In den frühen 70er-Jahren gab es eine bekannte deutsche Fernsehserie. Sie hieß „Drei Damen vom Grill“ und transportierte der Welt ein realistisches Bild von Westberlin. Das Geschehen drehte sich um eine Currywurstbude, die von Taxifahrern, Fleischlieferanten und Rentnern bevölkert wurde. Diese waren genauso herzlich, schnauzig und proletarisch wie die Imbiss-Betreiberinnen selbst. Der Alltag, der hier gezeigt wurde, war klein, überschaubar und unbeweglich. Glamouröse Gesellschaften, wie man sie aus Münchner oder Hamburger Krimifolgen kannte, gab es im Fernsehen über Berlin nicht zu sehen.

Natürlich zeigen TV-Serien nicht die Wahrheit. Westberlin hatte auch zu Mauerzeiten mehr zu bieten. Doch anders als in München oder Hamburg fehlten hier tatsächlich Geld, schicke Kulissen, Jetset und eine repräsentative Highsociety. Bezeichnenderweise spielte die damalige Berliner Vorzeigeprominenz allesamt bei den „Drei Damen vom Grill“ mit: Brigitte Mira, Günther Pfitzmann und Harald Juhnke.

Seit dem Mauerfall ist Berlin groß und anders. Oft wird das Bild einer funkelnden „Metropole“ beschworen. Doch das Strapazieren des Begriffs sagt mehr über die Sehnsucht derjenigen aus, die ihn benutzen, als über die tatsächlichen Verhältnisse. Das neue Berlin hat sich längst noch nicht als klares Bild zusammengepuzzelt – geschweige denn seine Bewohner.

Trotzdem mehren sich vorsichtige Anzeichen dafür, dass sich die Berliner Gesellschaft von den Bouletten ab- und den Kaviarschnittchen zuwendet.

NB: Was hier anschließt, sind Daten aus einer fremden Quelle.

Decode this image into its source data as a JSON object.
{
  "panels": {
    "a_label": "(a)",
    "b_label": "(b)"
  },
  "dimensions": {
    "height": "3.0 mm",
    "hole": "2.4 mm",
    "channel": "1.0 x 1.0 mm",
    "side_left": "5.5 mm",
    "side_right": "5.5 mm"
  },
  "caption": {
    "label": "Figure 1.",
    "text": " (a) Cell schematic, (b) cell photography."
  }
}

Bei der Eröffnung des Sony-Centers am Potsdamer Platz, der Kunstpreisverleihung im Hamburger Bahnhof oder einfach nur am Tresen der Paris Bar: Die Berliner Society übt sich bei immer mehr Anlässen im Repräsentieren.

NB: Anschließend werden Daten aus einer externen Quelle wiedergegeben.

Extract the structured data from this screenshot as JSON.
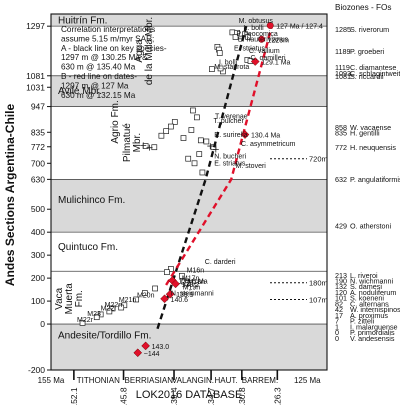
{
  "chart_data": {
    "type": "scatter",
    "ylabel": "Andes Sections Argentina-Chile",
    "y_unit": "m",
    "xlabel": "LOK2016 DATABASE",
    "x_unit": "Ma",
    "xlim": [
      155,
      120
    ],
    "ylim": [
      -200,
      1350
    ],
    "x_ticks": [
      "152.1",
      "145.8",
      "139.4",
      "134.7",
      "130.8",
      "126.3"
    ],
    "x_stage_labels": [
      {
        "label": "155 Ma",
        "x": 155
      },
      {
        "label": "TITHONIAN",
        "x": 149
      },
      {
        "label": "BERRIASIAN",
        "x": 142.6
      },
      {
        "label": "VALANGIN.",
        "x": 137
      },
      {
        "label": "HAUT.",
        "x": 132.8
      },
      {
        "label": "BARREM.",
        "x": 128.5
      },
      {
        "label": "125 Ma",
        "x": 122.5
      }
    ],
    "y_ticks": [
      -200,
      0,
      100,
      200,
      300,
      400,
      500,
      630,
      700,
      772,
      835,
      947,
      1031,
      1081,
      1297
    ],
    "stratigraphic_units": [
      {
        "label": "Huitrín Fm.",
        "from": 1297,
        "to": 1350,
        "shade": true
      },
      {
        "label": "Agua de la Mula Mbr.",
        "from": 1081,
        "to": 1297,
        "shade": false
      },
      {
        "label": "Avilé Mbr.",
        "from": 947,
        "to": 1081,
        "shade": true
      },
      {
        "label": "Agrio Fm.",
        "from": 630,
        "to": 1297,
        "shade": false
      },
      {
        "label": "Pilmatué Mbr.",
        "from": 630,
        "to": 947,
        "shade": false
      },
      {
        "label": "Mulichinco Fm.",
        "from": 400,
        "to": 630,
        "shade": true
      },
      {
        "label": "Quintuco Fm.",
        "from": 230,
        "to": 400,
        "shade": false
      },
      {
        "label": "Vaca Muerta Fm.",
        "from": 0,
        "to": 230,
        "shade": false
      },
      {
        "label": "Andesite/Tordillo Fm.",
        "from": -200,
        "to": 0,
        "shade": true
      }
    ],
    "legend_text": [
      "Correlation interpretations",
      "assume 5.15 m/myr SAR;",
      "A - black line on key species-",
      "1297 m @ 130.25 Ma &",
      "630 m @ 135.40 Ma",
      "B - red line on dates-",
      "1297 m @ 127 Ma",
      "630 m @ 132.15 Ma"
    ],
    "series": [
      {
        "name": "A - black line on key species",
        "color": "#111111",
        "style": "dashed",
        "points": [
          [
            141.5,
            -20
          ],
          [
            135.4,
            630
          ],
          [
            130.25,
            1297
          ]
        ]
      },
      {
        "name": "B - red line on dates",
        "color": "#e0102a",
        "style": "dashed",
        "points": [
          [
            140.4,
            170
          ],
          [
            132.15,
            630
          ],
          [
            127,
            1297
          ]
        ]
      }
    ],
    "dated_samples": [
      {
        "label": "127 Ma / 127.4",
        "x": 127.2,
        "y": 1300,
        "color": "#e0102a"
      },
      {
        "label": "1228m",
        "x": 128.3,
        "y": 1240,
        "color": "#e0102a"
      },
      {
        "label": "129.1 Ma",
        "x": 129.1,
        "y": 1143,
        "color": "#e0102a"
      },
      {
        "label": "130.4 Ma",
        "x": 130.4,
        "y": 825,
        "color": "#e0102a"
      },
      {
        "label": "139.6 Ma",
        "x": 139.6,
        "y": 190,
        "color": "#e0102a"
      },
      {
        "label": "139.2",
        "x": 139.2,
        "y": 175,
        "color": "#e0102a"
      },
      {
        "label": "139.9",
        "x": 139.9,
        "y": 130,
        "color": "#e0102a"
      },
      {
        "label": "140.6",
        "x": 140.6,
        "y": 110,
        "color": "#e0102a"
      },
      {
        "label": "143.0",
        "x": 143.0,
        "y": -95,
        "color": "#e0102a"
      },
      {
        "label": "~144",
        "x": 144.0,
        "y": -125,
        "color": "#e0102a"
      }
    ],
    "fossil_points": [
      [
        132,
        1270
      ],
      [
        131.4,
        1268
      ],
      [
        130.4,
        1262
      ],
      [
        130,
        1250
      ],
      [
        131.6,
        1250
      ],
      [
        133.9,
        1207
      ],
      [
        133.7,
        1195
      ],
      [
        133.6,
        1180
      ],
      [
        130.1,
        1150
      ],
      [
        129.7,
        1145
      ],
      [
        134.6,
        1110
      ],
      [
        133.2,
        1100
      ],
      [
        133.5,
        1113
      ],
      [
        137,
        930
      ],
      [
        136.5,
        900
      ],
      [
        139.3,
        880
      ],
      [
        139.8,
        860
      ],
      [
        140.4,
        840
      ],
      [
        141,
        820
      ],
      [
        137.2,
        845
      ],
      [
        138.2,
        810
      ],
      [
        136,
        800
      ],
      [
        135.3,
        795
      ],
      [
        134.4,
        770
      ],
      [
        137.6,
        720
      ],
      [
        136.2,
        740
      ],
      [
        136.8,
        700
      ],
      [
        135.8,
        660
      ],
      [
        141.9,
        770
      ],
      [
        143,
        775
      ],
      [
        139.8,
        240
      ],
      [
        140.3,
        226
      ],
      [
        138.4,
        210
      ],
      [
        138.1,
        185
      ],
      [
        137.7,
        178
      ],
      [
        141.8,
        155
      ],
      [
        143.1,
        135
      ],
      [
        144.2,
        107
      ],
      [
        145.7,
        82
      ],
      [
        146.1,
        72
      ],
      [
        147.2,
        68
      ],
      [
        147.6,
        55
      ],
      [
        148.7,
        42
      ],
      [
        149.2,
        30
      ],
      [
        151,
        5
      ]
    ],
    "species_annotations": [
      {
        "label": "M. obtusus",
        "x": 131.2,
        "y": 1310
      },
      {
        "label": "L. bolli",
        "x": 130.6,
        "y": 1280
      },
      {
        "label": "P. neocomica",
        "x": 131.5,
        "y": 1255
      },
      {
        "label": "E. hauterivianus",
        "x": 131.3,
        "y": 1230
      },
      {
        "label": "E. striatus",
        "x": 131.8,
        "y": 1190
      },
      {
        "label": "C. vallium",
        "x": 129.9,
        "y": 1180
      },
      {
        "label": "C. oamilleri",
        "x": 129.7,
        "y": 1150
      },
      {
        "label": "I. bolli",
        "x": 133.7,
        "y": 1130
      },
      {
        "label": "M. staurota",
        "x": 134.3,
        "y": 1110
      },
      {
        "label": "T. verenae",
        "x": 134.2,
        "y": 895
      },
      {
        "label": "T. pulcher",
        "x": 134.4,
        "y": 875
      },
      {
        "label": "R. surirella",
        "x": 134.3,
        "y": 815
      },
      {
        "label": "C. asymmetricum",
        "x": 130.9,
        "y": 775
      },
      {
        "label": "N. bucheri",
        "x": 134.3,
        "y": 720
      },
      {
        "label": "E. striatus",
        "x": 134.3,
        "y": 690
      },
      {
        "label": "M. stoveri",
        "x": 131.6,
        "y": 680
      },
      {
        "label": "C. darderi",
        "x": 135.5,
        "y": 262
      },
      {
        "label": "M16n",
        "x": 137.8,
        "y": 225
      },
      {
        "label": "M17n",
        "x": 138.4,
        "y": 190
      },
      {
        "label": "M18n",
        "x": 137.7,
        "y": 175
      },
      {
        "label": "M19n",
        "x": 138.3,
        "y": 150
      },
      {
        "label": "M20n",
        "x": 144.1,
        "y": 115
      },
      {
        "label": "M21n",
        "x": 146.4,
        "y": 95
      },
      {
        "label": "M22n",
        "x": 148.2,
        "y": 75
      },
      {
        "label": "M22r",
        "x": 148.7,
        "y": 60
      },
      {
        "label": "M23",
        "x": 150.4,
        "y": 35
      },
      {
        "label": "N. steinmanni",
        "x": 139.8,
        "y": 125
      },
      {
        "label": "M22r",
        "x": 151.7,
        "y": 10
      }
    ],
    "depth_markers": [
      {
        "label": "720m",
        "y": 720
      },
      {
        "label": "180m",
        "y": 180
      },
      {
        "label": "107m",
        "y": 107
      }
    ],
    "biozones_title": "Biozones - FOs",
    "biozones": [
      {
        "depth": "1285",
        "taxon": "S. riverorum",
        "y": 1285
      },
      {
        "depth": "1189",
        "taxon": "P. groeberi",
        "y": 1189
      },
      {
        "depth": "1119",
        "taxon": "C. diamantese",
        "y": 1119
      },
      {
        "depth": "1093",
        "taxon": "C. schlagintweiti",
        "y": 1093
      },
      {
        "depth": "1081",
        "taxon": "S. riccardii",
        "y": 1081
      },
      {
        "depth": "858",
        "taxon": "W. vacaense",
        "y": 858
      },
      {
        "depth": "835",
        "taxon": "H. gentilli",
        "y": 835
      },
      {
        "depth": "772",
        "taxon": "H. neuquensis",
        "y": 772
      },
      {
        "depth": "632",
        "taxon": "P. angulatiformis",
        "y": 632
      },
      {
        "depth": "429",
        "taxon": "O. atherstoni",
        "y": 429
      },
      {
        "depth": "213",
        "taxon": "L. riveroi",
        "y": 213
      },
      {
        "depth": "190",
        "taxon": "N. wichmanni",
        "y": 190
      },
      {
        "depth": "132",
        "taxon": "S. damesi",
        "y": 165
      },
      {
        "depth": "120",
        "taxon": "A. noduliferum",
        "y": 140
      },
      {
        "depth": "101",
        "taxon": "S. koeneni",
        "y": 115
      },
      {
        "depth": "82",
        "taxon": "C. alternans",
        "y": 90
      },
      {
        "depth": "42",
        "taxon": "W. internispinosum",
        "y": 65
      },
      {
        "depth": "17",
        "taxon": "A. proximus",
        "y": 40
      },
      {
        "depth": "7",
        "taxon": "P. zitteli",
        "y": 15
      },
      {
        "depth": "1",
        "taxon": "I. malarguense",
        "y": -10
      },
      {
        "depth": "0",
        "taxon": "P. primordialis",
        "y": -35
      },
      {
        "depth": "0",
        "taxon": "V. andesensis",
        "y": -60
      }
    ]
  }
}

Am Wochenende war nach der Bambi-Verleihung vor allem die Vernissage von Marianne Fürstin zu Sayn-Wittgenstein-Sayn der elegante Ausgehtermin. Die Fotografien der 81-jährigen Fürstin werden in der Galerie der ehemaligen Bunte-Chefin Beate Wedekind ausgestellt. Die beiden Gesellschaftsdamen kennen sich noch aus Wedekinds Zeiten als Klatschreporterin. Die Fürstin, Urururenkelin der österreichischen Kaiserin Maria Theresia, fotografierte damals für Zeitschriften wie Bunte, Elle, Vogue und Gala die Treffpunkte der internationalen Gesellschaft.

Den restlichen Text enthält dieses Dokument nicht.